Syntenic Blocks in ancestral species

The Genomicus browser displays (when possible) the predicted order of genes in ancestral species. The method used to predict this order is briefly described here, and in more details in a poster presented at the Cold Spring Harbor meeting on Genome Informatics in october 2009. The method is described in full in a manuscript in preparation.

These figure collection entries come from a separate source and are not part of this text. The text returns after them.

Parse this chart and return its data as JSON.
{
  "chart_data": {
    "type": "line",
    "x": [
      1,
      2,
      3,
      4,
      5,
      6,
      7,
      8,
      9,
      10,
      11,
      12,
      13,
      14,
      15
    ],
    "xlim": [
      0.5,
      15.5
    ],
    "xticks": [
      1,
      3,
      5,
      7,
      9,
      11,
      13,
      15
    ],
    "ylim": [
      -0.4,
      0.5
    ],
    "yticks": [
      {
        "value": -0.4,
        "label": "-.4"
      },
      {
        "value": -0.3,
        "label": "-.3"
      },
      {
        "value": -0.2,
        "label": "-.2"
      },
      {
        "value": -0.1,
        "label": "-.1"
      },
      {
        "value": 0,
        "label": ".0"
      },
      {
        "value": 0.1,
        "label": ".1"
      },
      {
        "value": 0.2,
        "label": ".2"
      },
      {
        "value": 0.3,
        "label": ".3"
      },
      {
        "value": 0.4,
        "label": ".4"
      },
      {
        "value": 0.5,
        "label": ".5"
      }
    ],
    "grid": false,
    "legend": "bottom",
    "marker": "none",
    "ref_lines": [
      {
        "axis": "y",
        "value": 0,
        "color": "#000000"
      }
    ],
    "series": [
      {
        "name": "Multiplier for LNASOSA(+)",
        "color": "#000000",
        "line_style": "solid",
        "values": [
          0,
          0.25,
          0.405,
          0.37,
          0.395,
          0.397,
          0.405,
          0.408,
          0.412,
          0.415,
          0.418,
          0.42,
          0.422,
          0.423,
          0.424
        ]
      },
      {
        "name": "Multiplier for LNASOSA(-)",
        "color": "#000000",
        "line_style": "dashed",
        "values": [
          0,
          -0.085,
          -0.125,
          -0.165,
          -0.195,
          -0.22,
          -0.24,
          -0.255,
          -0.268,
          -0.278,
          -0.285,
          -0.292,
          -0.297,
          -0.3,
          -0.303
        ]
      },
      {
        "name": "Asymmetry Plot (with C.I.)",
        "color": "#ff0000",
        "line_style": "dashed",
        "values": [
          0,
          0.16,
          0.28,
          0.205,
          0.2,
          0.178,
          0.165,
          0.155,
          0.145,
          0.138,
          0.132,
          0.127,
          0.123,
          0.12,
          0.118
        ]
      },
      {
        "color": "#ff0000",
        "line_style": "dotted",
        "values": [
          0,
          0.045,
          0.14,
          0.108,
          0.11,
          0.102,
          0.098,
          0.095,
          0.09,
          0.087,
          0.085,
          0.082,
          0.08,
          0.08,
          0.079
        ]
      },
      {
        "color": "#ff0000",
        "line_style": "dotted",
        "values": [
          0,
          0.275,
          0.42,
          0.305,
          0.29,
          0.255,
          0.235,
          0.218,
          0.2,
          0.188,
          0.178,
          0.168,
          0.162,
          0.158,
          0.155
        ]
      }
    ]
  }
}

  1. A pairwise comparison between ALL available species is performed to identify pairwise synteny blocs. Two consecutive genes A1 and B1 in species 1 will belong to a syntenic block with their respective orthologs A2 and B2 in species 2 if A2 and B2 are also consecutive and in the same respective orientation as A1 and B1. This definition is applied strictly for any number of consecutive genes.
  2. All pairwise syntenic blocs are compared and when two such blocks overlap without any inconsistencies, the two are merged into a larger block.
  3. Merged blocks represent the ancestral gene order in the common ancestor of those extant species that contributed pairwise syntenic blocs.

Because the definition of pairwise syntenic blocks is very strict, it is assumed that this order reflects accurately the order and orientation of genes in their last common ancestor. Merging pairwise syntenic blocks solves the problem of gene losses or duplications in terminal branches of the tree that disrupt the above definition.

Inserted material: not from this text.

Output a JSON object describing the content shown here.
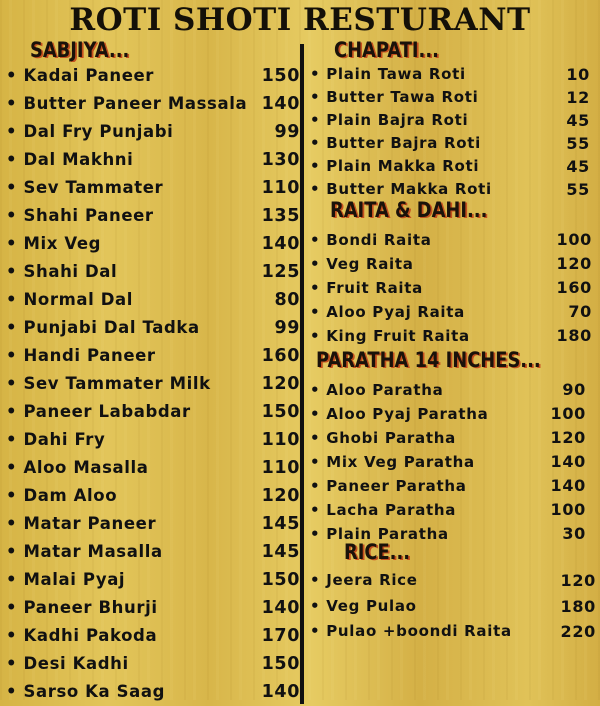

Conserved Non-coding Elements (CNEs)

CNEs were computed from multiple alignments between 46 vertebrate genomes projected on the human genome, generated using multiz and other tools by the UCSC and Penn State Bioinformatics groups, and made available on the UCSC web site.

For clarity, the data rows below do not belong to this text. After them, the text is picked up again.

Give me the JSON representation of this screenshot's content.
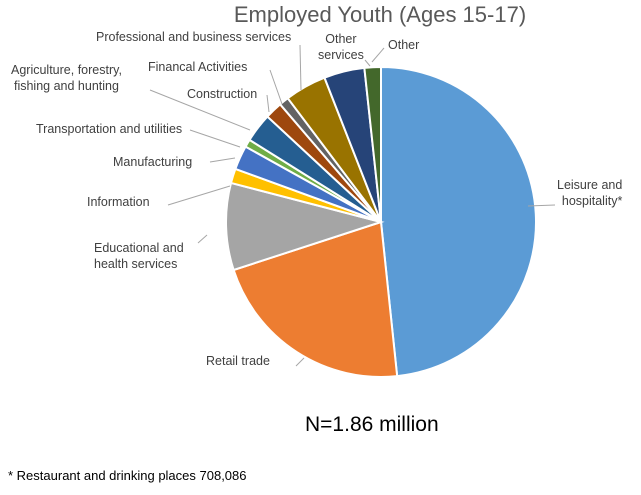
{
  "chart_data": {
    "type": "pie",
    "title": "Employed Youth (Ages 15-17)",
    "categories": [
      "Leisure and hospitality*",
      "Retail trade",
      "Educational and health services",
      "Information",
      "Manufacturing",
      "Transportation and utilities",
      "Agriculture, forestry, fishing and hunting",
      "Construction",
      "Financal Activities",
      "Professional and business services",
      "Other services",
      "Other"
    ],
    "values": [
      48.0,
      21.5,
      9.0,
      1.5,
      2.5,
      0.8,
      3.0,
      1.8,
      1.0,
      4.3,
      4.2,
      1.7
    ],
    "unit": "percent (estimated from slice angles)",
    "colors": [
      "#5b9bd5",
      "#ed7d31",
      "#a5a5a5",
      "#ffc000",
      "#4472c4",
      "#70ad47",
      "#255e91",
      "#9e480e",
      "#636363",
      "#997300",
      "#264478",
      "#43682b"
    ],
    "annotation": "N=1.86 million",
    "footnote": "* Restaurant and drinking places 708,086",
    "legend": "none (data labels with leader lines)"
  },
  "labels": {
    "title": "Employed Youth (Ages 15-17)",
    "leisure_1": "Leisure and",
    "leisure_2": "hospitality*",
    "retail": "Retail trade",
    "edu_1": "Educational and",
    "edu_2": "health services",
    "info": "Information",
    "manuf": "Manufacturing",
    "transport": "Transportation and utilities",
    "agri_1": "Agriculture, forestry,",
    "agri_2": "fishing and hunting",
    "construction": "Construction",
    "financial": "Financal Activities",
    "professional": "Professional and business services",
    "other_services_1": "Other",
    "other_services_2": "services",
    "other": "Other",
    "n": "N=1.86 million",
    "footnote": "* Restaurant and drinking places 708,086"
  }
}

The current algorithm scans the alignment and looks for conserved regions of a minimal length (10bp) and identity (90%) and extends them by accepting up to 3 non-conserved columns on each side (less than 88% of identity). This algorithm does not require a fixed set of key species in the alignment, but instead a minimal number – eight – of them. The displayed CNEs are filtered on a minimal size (20bp) and according to four levels of conservation: Boreoeutheria genomes (using human, mouse, dog, cow), Mammalians (using previous set and Opossum), Amniotes (using previous Mammalians and Chicken) and Vertebrates (using previous Amniotes and 4 fish). The consensus sequence and the conservation displayed are computed on the 46 species

The current CNE set was generated with four levels of conservation :

Set Species Color
Set 1 human + mouse + dog + cowgreen
Set 2 human + mouse + dog + cow + opossumorange
Set 3 human + mouse + dog + cow + opossum + chickenred
Set 4 human + mouse + dog + cow + opossum + chicken + at least one fishblue

CNEs are excluded from regions overlapping protein coding sequences in all of the species considered. By convention, intronic CNEs are displayed on the right-hand side of the gene in which they are included (regardless of the transcription orientation of the gene).